Immer mehr findet auch das Thema Security seinen Weg in das SD-WAN. Die Gründe liegen auf der Hand: Durch die Nutzung von Breitband sind bereits sehr leistungsfähige Internetanschlüsse an den Standorten vorhanden. Die Schaffung von dezentralen und sicheren Internet-Breakouts an den Remote-Standorten schafft einerseits einen deutlich direkteren Zugang in das Internet – ein Punkt, der besonders in der Integration von SaaS-Cloudapplikationen wie Office365, Salesforce oder Google-Apps in den Geschäftsprozess an Bedeutung zunimmt. Ferner kann ein derart dezentraler Ansatz leistungsfähige und teure zentrale Webgateways im Unternehmensrechenzentrum weitestgehend überflüssig machen. Das zentrale Management unterstützt hier bei der Verteilung von einheitlichen Policys, URL-Filtern und Addressobjekten auf die Remote-Standorte.
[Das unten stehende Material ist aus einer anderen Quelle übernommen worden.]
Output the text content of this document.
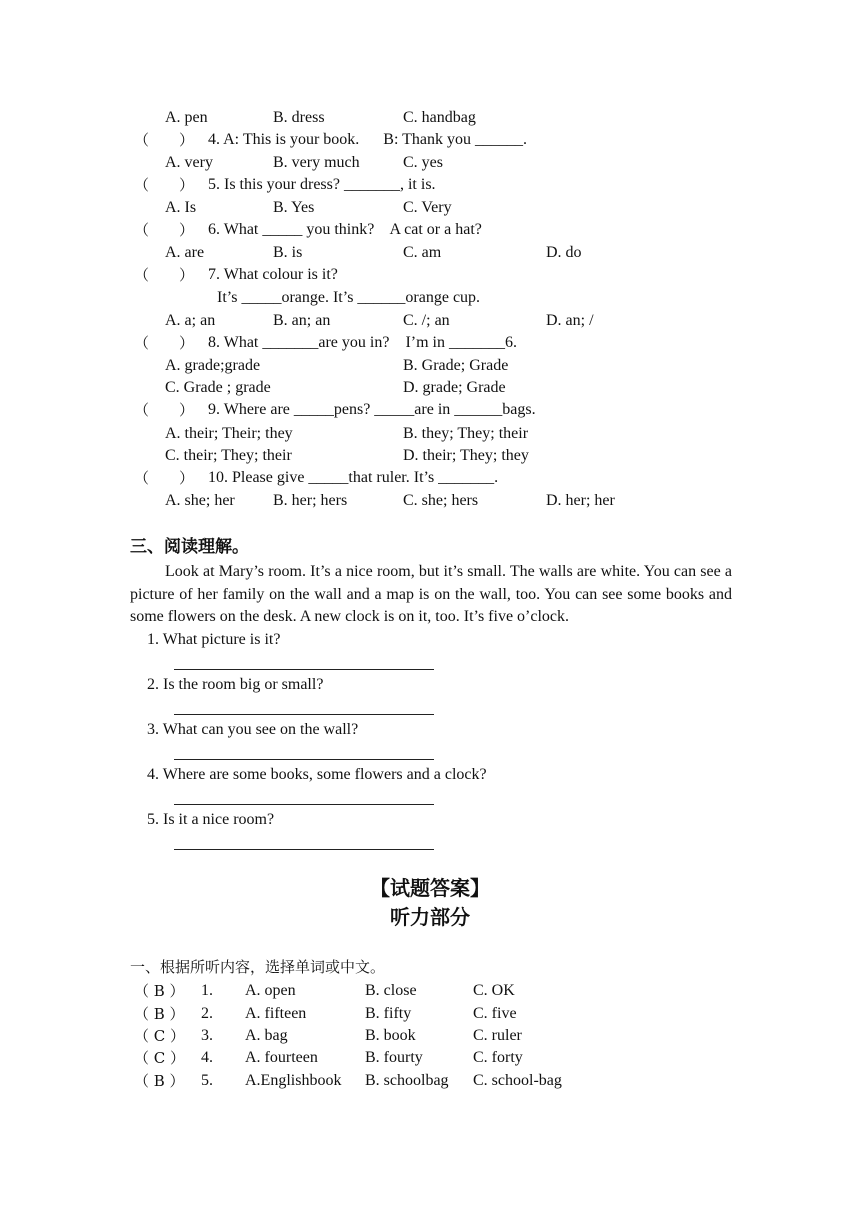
A. pen	B. dress	C. handbag
（　　） 4. A: This is your book.      B: Thank you ______.
A. very	B. very much	C. yes
（　　） 5. Is this your dress? _______, it is.
A. Is	B. Yes	C. Very
（　　） 6. What _____ you think?    A cat or a hat?
A. are	B. is	C. am	D. do
（　　） 7. What colour is it?
It’s _____orange. It’s ______orange cup.
A. a; an	B. an; an	C. /; an	D. an; /
（　　） 8. What _______are you in?    I’m in _______6.
A. grade;grade	B. Grade; Grade
C. Grade ; grade	D. grade; Grade
（　　） 9. Where are _____pens? _____are in ______bags.
A. their; Their; they	B. they; They; their
C. their; They; their	D. their; They; they
（　　） 10. Please give _____that ruler. It’s _______.
A. she; her B. her; hers	C. she; hers	D. her; her
三、阅读理解。
Look at Mary’s room. It’s a nice room, but it’s small. The walls are white. You can see a picture of her family on the wall and a map is on the wall, too. You can see some books and some flowers on the desk. A new clock is on it, too. It’s five o’clock.
1. What picture is it?
2. Is the room big or small?
3. What can you see on the wall?
4. Where are some books, some flowers and a clock?
5. Is it a nice room?
【试题答案】
听力部分
一、根据所听内容，选择单词或中文。
（ B ） 1. A. open	B. close	C. OK
（ B ） 2. A. fifteen	B. fifty	C. five
（ C ） 3. A. bag	B. book	C. ruler
（ C ） 4. A. fourteen	B. fourty	C. forty
（ B ） 5. A.Englishbook B. schoolbag C. school-bag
Der Wermutstropfen: Das Thema Security steckt in den meisten SD-WAN Produkten noch in den Kinderschuhen, bei vielen Lösungen steht es gar nicht erst auf der Agenda. Hier haben Hersteller, die aus dem Security Bereich kommen und ebenfalls einen Fuß in den SD-WAN-Markt setzen, sicherlich einen Vorsprung gegenüber der Konkurrenz.
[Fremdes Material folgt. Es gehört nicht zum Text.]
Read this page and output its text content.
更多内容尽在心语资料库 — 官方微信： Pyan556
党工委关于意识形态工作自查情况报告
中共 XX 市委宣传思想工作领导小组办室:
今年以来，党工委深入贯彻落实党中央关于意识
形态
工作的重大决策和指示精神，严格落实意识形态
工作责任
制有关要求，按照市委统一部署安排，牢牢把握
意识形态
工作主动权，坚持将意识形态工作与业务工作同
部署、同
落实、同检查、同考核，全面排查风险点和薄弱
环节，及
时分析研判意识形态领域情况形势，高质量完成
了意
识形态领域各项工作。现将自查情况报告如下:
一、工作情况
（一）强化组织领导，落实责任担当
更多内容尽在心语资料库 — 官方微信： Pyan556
Vernetzungslösungen, die auf einem zentralen Controller basieren, haben den Vorteil, dass dem Controller den Zustand des Netzes weitestgehend bekannt ist – das macht ihm zu einem geeigneten Element für das Monitoring eines Netzes. Die Managementkonsolen können also den Einsatz von externen Monitoringlösungen weitergehend überflüssig machen bzw. mit übergeordneten Umbrella-Systemen interagieren. Monitoringfunktionen, die über die bloße Verfügbarkeit und Auslastung von Links hinaus gehen (z.B. das Accounting und die Auswertung von Netzwerk-Flowdaten), sind oft auch in die zentralen Systeme integriert, wodurch das Management-Interface eines SD-WAN das „single pane of Glass“ für die Unternehmensvernetzung sein kann.

Wer macht mit?

Nicht nur die großen Netzwerkhersteller wie Riverbed, Cisco oder Fortinet springen auf den SD-WAN-Zug auf, auch neue Namen wie VeloCloud, Viptela oder Versa versuchen über von Grund auf neu entwickelten SD-WAN-Lösungen und intelligenten Konzepten Ihren Platz in diesem neuen, agilen und sehr interessanten Markt zu finden. Um sich genauer mit dem SD-WAN-Markt auseinanderzusetzen – und um aktuelle News zum Thema zu erhalten – ist die US-amerikanische News-Seite „SDx-Central“ eine gute Anlaufstelle.